As we delve into the realm of verifiable machine intelligence, some challenges could impact its widespread adoption. One key challenge involves finding the right balance between transparency and complexity.

While the goal is to boost understanding and trust in machine learning models, overly complex models might become hard to interpret, potentially undermining the core idea of verifiability. Striking this balance becomes crucial to ensure that the interpretability promised by verifiable models doesn't unintentionally compromise their accuracy or usefulness.

Another challenge relates to a potential trade-off between verifiability and the performance of machine learning models. Verifiable models might, in some cases, introduce a computational overhead due to extra processes for transparency and traceability. Balancing high-performance standards with achieving verifiability is an ongoing challenge that researchers and practitioners must address.

Looking to the future, ongoing research offers hope for overcoming these challenges and enhancing verifiable models. One avenue involves refining techniques for model distillation, where complex verifiable models can be transformed into simpler, more interpretable versions without sacrificing accuracy. This could tackle the challenge of interpretability by providing simplified representations of intricate models.

Advancements in explainable AI (XAI) and interpretable machine learning are crucial for the future of verifiable machine intelligence. As research progresses, models will likely become inherently more interpretable without losing complexity, mitigating the trade-off between verifiability and performance.

Techniques offering detailed insights into the decision-making processes of machine learning models are essential to ensure transparency is not just a checkbox but a meaningful aspect of verifiable models.

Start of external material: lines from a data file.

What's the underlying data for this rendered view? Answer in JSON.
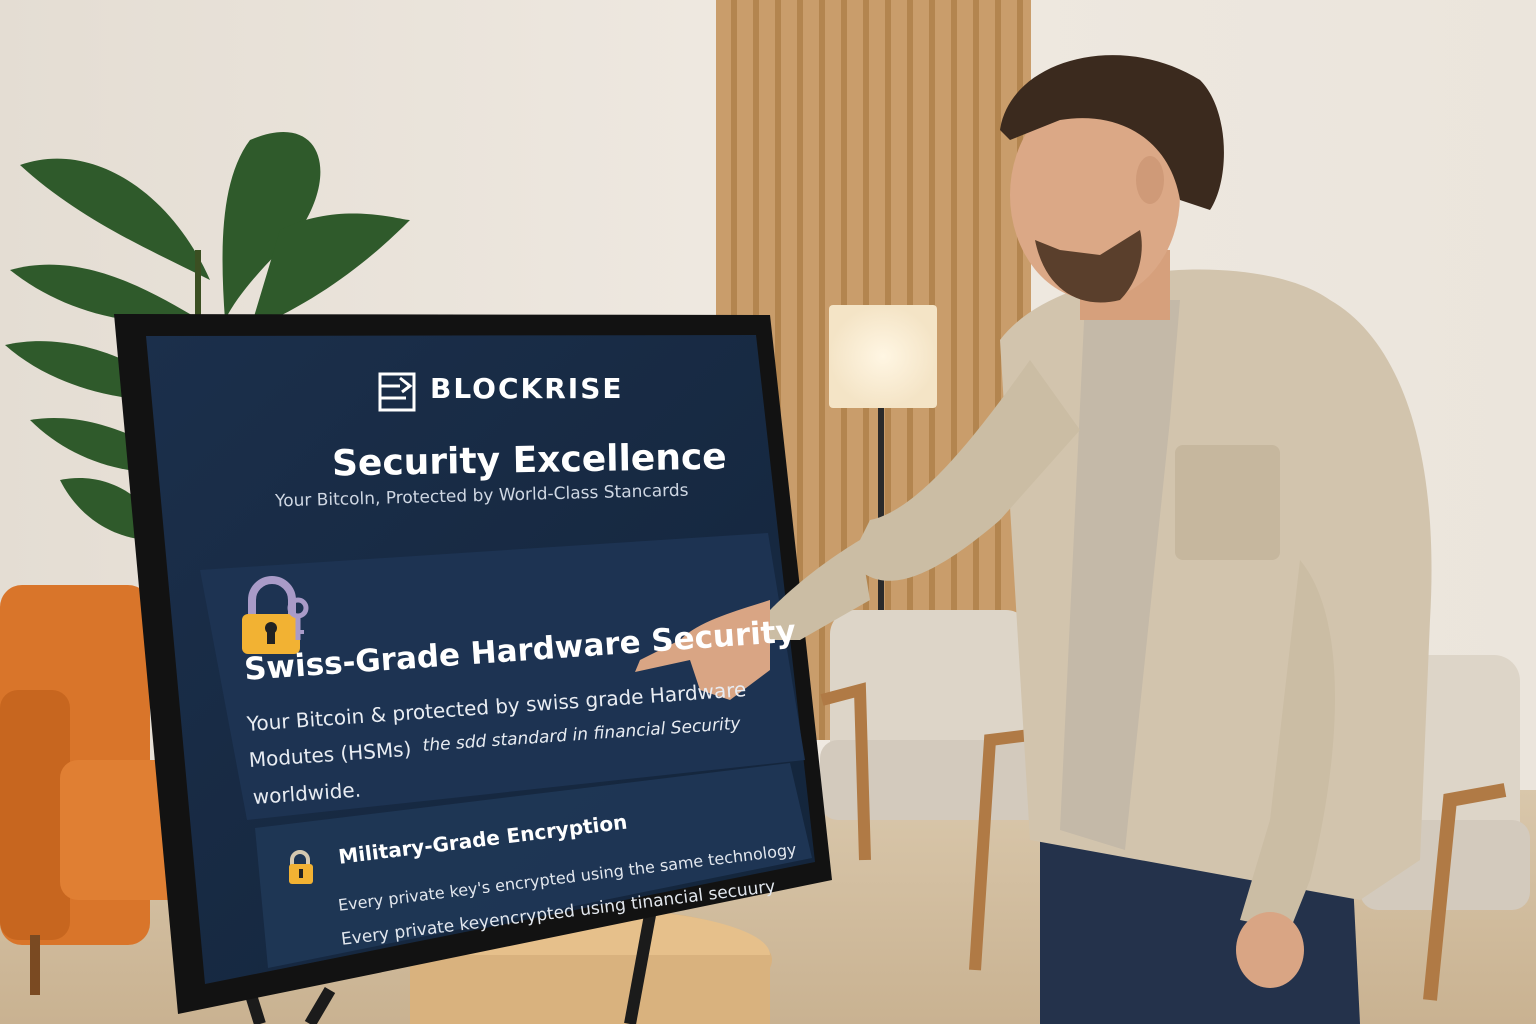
{
  "brand": {
    "name": "BLOCKRISE",
    "logo_icon": "blockrise-logo-icon"
  },
  "hero": {
    "title": "Security Excellence",
    "subtitle": "Your Bitcoln, Protected by World-Class Stancards"
  },
  "card_primary": {
    "icon": "padlock-key-icon",
    "title": "Swiss-Grade Hardware Security",
    "body_line1": "Your Bitcoin & protected by swiss grade Hardware",
    "body_line2a": "Modutes (HSMs)",
    "body_line2b": "the sdd standard in financial Security",
    "body_line3": "worldwide."
  },
  "card_secondary": {
    "icon": "padlock-icon",
    "title": "Military-Grade Encryption",
    "body_line1": "Every private key's encrypted using the same technology",
    "body_line2": "Every private keyencrypted using tinancial secuury"
  },
  "colors": {
    "screen_bg": "#172a43",
    "card_bg": "#1c3250",
    "accent_gold": "#f2b233",
    "lock_shackle": "#a99bc8",
    "wall": "#ece6dd",
    "shirt": "#d2c4ad",
    "sofa": "#d9752a"
  }
}
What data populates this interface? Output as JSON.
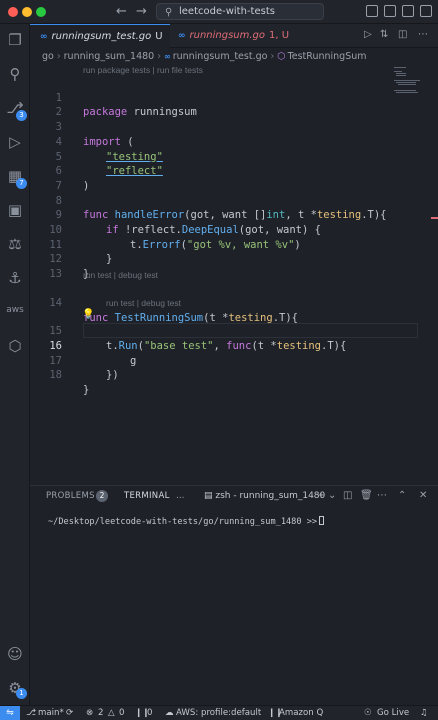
{
  "titlebar": {
    "search_text": "leetcode-with-tests",
    "back_icon": "arrow-left-icon",
    "forward_icon": "arrow-right-icon"
  },
  "activity": {
    "source_control_badge": "3",
    "extensions_badge": "7",
    "aws_label": "aws",
    "settings_badge": "1"
  },
  "tabs": [
    {
      "label": "runningsum_test.go",
      "status": "U"
    },
    {
      "label": "runningsum.go",
      "status": "1, U"
    }
  ],
  "breadcrumb": {
    "parts": [
      "go",
      "running_sum_1480",
      "runningsum_test.go",
      "TestRunningSum"
    ]
  },
  "editor": {
    "lens_package": "run package tests | run file tests",
    "lens_test": "run test | debug test",
    "lens_subtest": "run test | debug test",
    "line_numbers": [
      "1",
      "2",
      "3",
      "4",
      "5",
      "6",
      "7",
      "8",
      "9",
      "10",
      "11",
      "12",
      "13",
      "14",
      "15",
      "16",
      "17",
      "18"
    ],
    "lines": {
      "l1_kw": "package",
      "l1_name": " runningsum",
      "l3_kw": "import",
      "l3_rest": " (",
      "l4_str": "\"testing\"",
      "l5_str": "\"reflect\"",
      "l6": ")",
      "l8_kw": "func",
      "l8_fn": "handleError",
      "l8_a": "(got, want []",
      "l8_ty1": "int",
      "l8_b": ", t *",
      "l8_pkg": "testing",
      "l8_c": ".T){",
      "l9_kw": "if",
      "l9_a": " !reflect.",
      "l9_fn": "DeepEqual",
      "l9_b": "(got, want) {",
      "l10_a": "t.",
      "l10_fn": "Errorf",
      "l10_b": "(",
      "l10_str": "\"got %v, want %v\"",
      "l10_c": ")",
      "l11": "}",
      "l12": "}",
      "l14_kw": "func",
      "l14_fn": "TestRunningSum",
      "l14_a": "(t *",
      "l14_pkg": "testing",
      "l14_b": ".T){",
      "l15_a": "t.",
      "l15_fn": "Run",
      "l15_b": "(",
      "l15_str": "\"base test\"",
      "l15_c": ", ",
      "l15_kw": "func",
      "l15_d": "(t *",
      "l15_pkg": "testing",
      "l15_e": ".T){",
      "l16": "g",
      "l17": "})",
      "l18": "}"
    }
  },
  "panel": {
    "problems_label": "PROBLEMS",
    "problems_count": "2",
    "terminal_label": "TERMINAL",
    "more_label": "…",
    "terminal_name": "zsh - running_sum_1480",
    "prompt": "~/Desktop/leetcode-with-tests/go/running_sum_1480 >>"
  },
  "statusbar": {
    "branch": "main*",
    "errors": "2",
    "warnings": "0",
    "ports": "0",
    "aws_profile": "AWS: profile:default",
    "amazon_q": "Amazon Q",
    "go_live": "Go Live"
  },
  "colors": {
    "accent": "#3c8cf0",
    "keyword": "#c678dd",
    "function": "#61afef",
    "string": "#98c379",
    "modified_tab": "#e06c75"
  }
}
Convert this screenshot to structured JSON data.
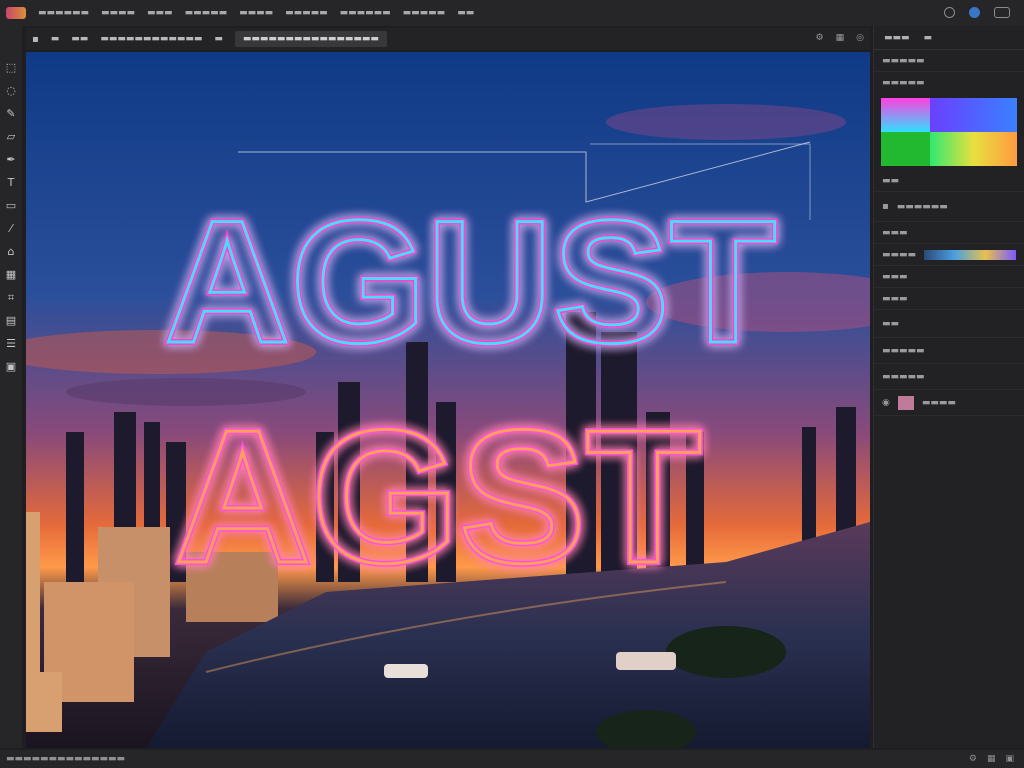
{
  "menu": {
    "items": [
      "",
      "",
      "",
      "",
      "",
      "",
      "",
      "",
      "",
      ""
    ]
  },
  "options_bar": {
    "active_tab": "",
    "items": [
      "",
      "",
      "",
      "",
      ""
    ]
  },
  "panel": {
    "tabs": [
      "",
      ""
    ],
    "sections": [
      {
        "label": ""
      },
      {
        "label": ""
      },
      {
        "label": ""
      },
      {
        "label": ""
      },
      {
        "label": ""
      },
      {
        "label": ""
      },
      {
        "label": ""
      },
      {
        "label": ""
      },
      {
        "label": ""
      },
      {
        "label": ""
      },
      {
        "label": ""
      },
      {
        "label": ""
      }
    ]
  },
  "canvas": {
    "line1": "AGUST",
    "line2": "AGST"
  },
  "tools": [
    "marquee-icon",
    "lasso-icon",
    "brush-icon",
    "eraser-icon",
    "pen-icon",
    "text-icon",
    "shape-icon",
    "eyedropper-icon",
    "clone-icon",
    "gradient-icon",
    "crop-icon",
    "zoom-icon",
    "layers-icon",
    "hand-icon"
  ],
  "status": {
    "left": "",
    "zoom": ""
  },
  "colors": {
    "accent": "#4a90d9",
    "neon_pink": "#ff3fd0",
    "neon_cyan": "#30f0ff",
    "neon_orange": "#ffb040",
    "sky_top": "#1a4a8a",
    "sunset": "#ff8a3a"
  }
}
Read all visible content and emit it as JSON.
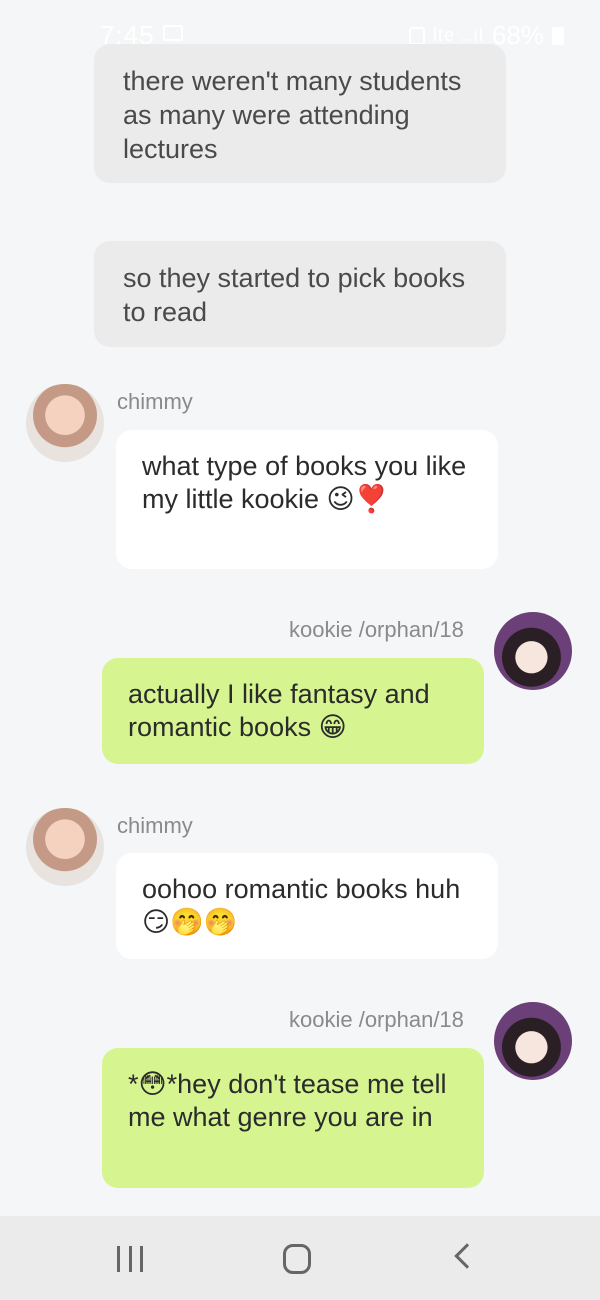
{
  "status_bar": {
    "time": "7:45",
    "signal": "lte ..ıl",
    "battery": "68%"
  },
  "narrations": [
    "there weren't many students as many were attending lectures",
    "so they started to pick books to read"
  ],
  "messages": [
    {
      "sender": "chimmy",
      "side": "received",
      "text": "what type of books you like my little kookie 😉❣️"
    },
    {
      "sender": "kookie /orphan/18",
      "side": "sent",
      "text": "actually I like fantasy and romantic books 😁"
    },
    {
      "sender": "chimmy",
      "side": "received",
      "text": "oohoo romantic books huh 😏🤭🤭"
    },
    {
      "sender": "kookie /orphan/18",
      "side": "sent",
      "text": "*😳*hey don't tease me tell me what genre you are in"
    }
  ],
  "colors": {
    "background": "#f5f6f8",
    "narration_bubble": "#ebebec",
    "received_bubble": "#ffffff",
    "sent_bubble": "#d6f591",
    "sender_name": "#8a8a8a"
  },
  "nav_bar": {
    "icons": [
      "recents-icon",
      "home-icon",
      "back-icon"
    ]
  }
}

Additionally, the integration of privacy-preserving technologies is a significant future development. While verifiable machine intelligence stresses transparency, it must also coexist with the need to protect sensitive information. Research into techniques like federated learning and homomorphic encryption can contribute to developing verifiable models that respect privacy, ensuring transparency and security can go hand in hand.

In conclusion, the challenges faced by verifiable machine intelligence are not insurmountable. Ongoing research indicates a promising trajectory for future developments. Balancing transparency and complexity, addressing performance concerns, and advancing interpretability are critical areas for research and innovation. As the field matures, the evolution of verifiable models will likely bring solutions that not only overcome existing challenges but also set new standards for accountable, reliable, and interpretable machine intelligence.